Frédéric Fisbach a changé d’angle d’approche suite au confinement. Parti d’une situation initiale de dérèglement climatique, il joue l’après de la catastrophe sanitaire, en 2026, avec une légère uchronie. Il crée une œuvre susceptible de nous aider, avec ses camarades de jeu, à accepter la finitude de nos existences, tout en affirmant la joie pure d’être en vie. «Ce qui irrigue la pièce aujourd’hui, n’est plus la colère ni l’indignation. J’ai été porté pour l’acte d’écriture, par une énergie et un engagement tout autre. Un mouvement qui n’empruntait ni à l’espoir ni au désespoir, mais à une croyance retrouvée dans la possibilité de l’inespéré. »

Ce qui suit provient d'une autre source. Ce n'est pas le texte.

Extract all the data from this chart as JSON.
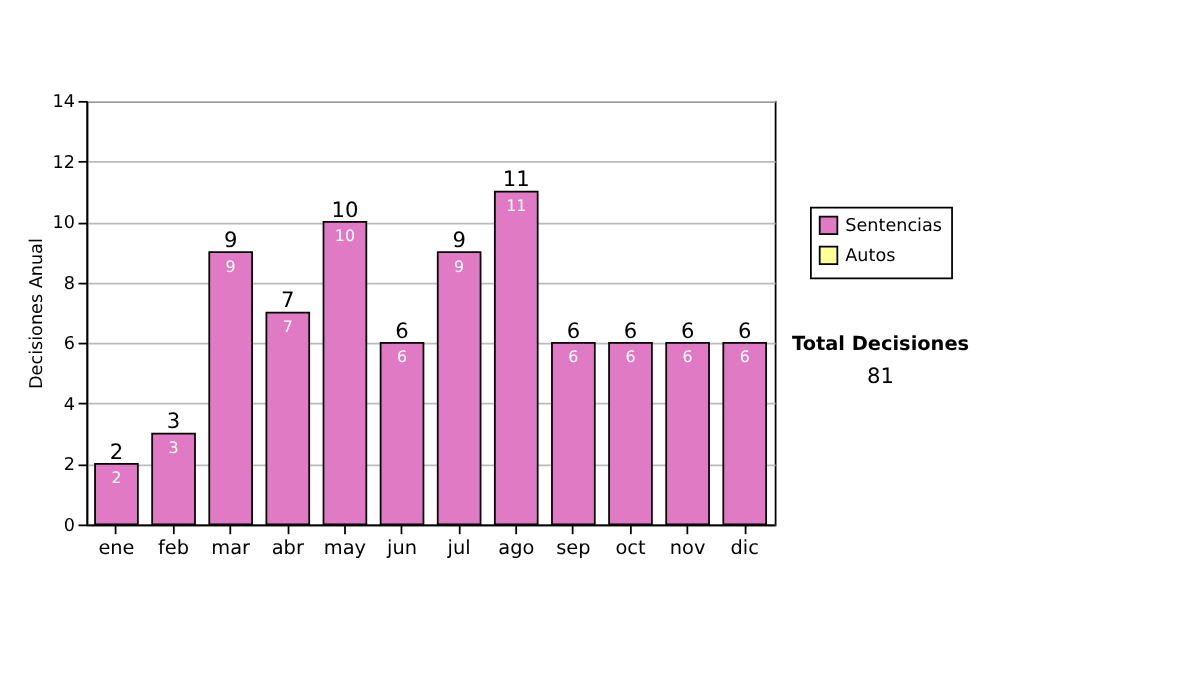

Le spectacle, sans forcer, ouvre le jeu entre le temps de Jeanne, le temps de Péguy et le temps d’aujourd’hui. Sans doute le doit-il à cette langue que les trois actrices font chanter, assises par terre ou sur une table, avec un plaisir du corps comme celui qu’on éprouve quand on essaie un vêtement nouveau. Frédéric Fisbach a convoqué sa généalogie en invoquant les mânes de ses grands-parents aux multiples origines, qui ont irrigué la France de toutes sortes d’imaginaires (arabe, italien, français, roumain). Ce contrepoids à la mythologie d’une vraie France chère à Péguy, credo qui peut être mal interprété aujourd’hui, nourrit la fin de la pièce. Il va jusqu’à inviter sur scène sa mère âgée, pour qu’elle soit le témoin de son geste artistique. Cette arrivée, marquée du sceau de l’ici et maintenant, peut-être trop intime, n’est pas forcément le plus réussi, car nous restons suspendus à l’univers de Charles Péguy. Pour autant, le spectacle met ici à plus haute enchère l’exigence de la langue, du jeu et de la résilience : ce que le théâtre a de mieux à offrir en ces temps incertains…
Marie-Agnès Sevestre
Jusqu’au 25 octobre, Théâtre national de la Colline,15 rue Malte-Brun Paris (XX ème)
Les 12 et 13 novembre, Théâtre Montansier, 13 rue des Réservoirs, Versailles (Yvelines).
Du 16 au 18 décembre, Théâtre Liberté-Scène nationale, Place de la Liberté, Toulon (Var).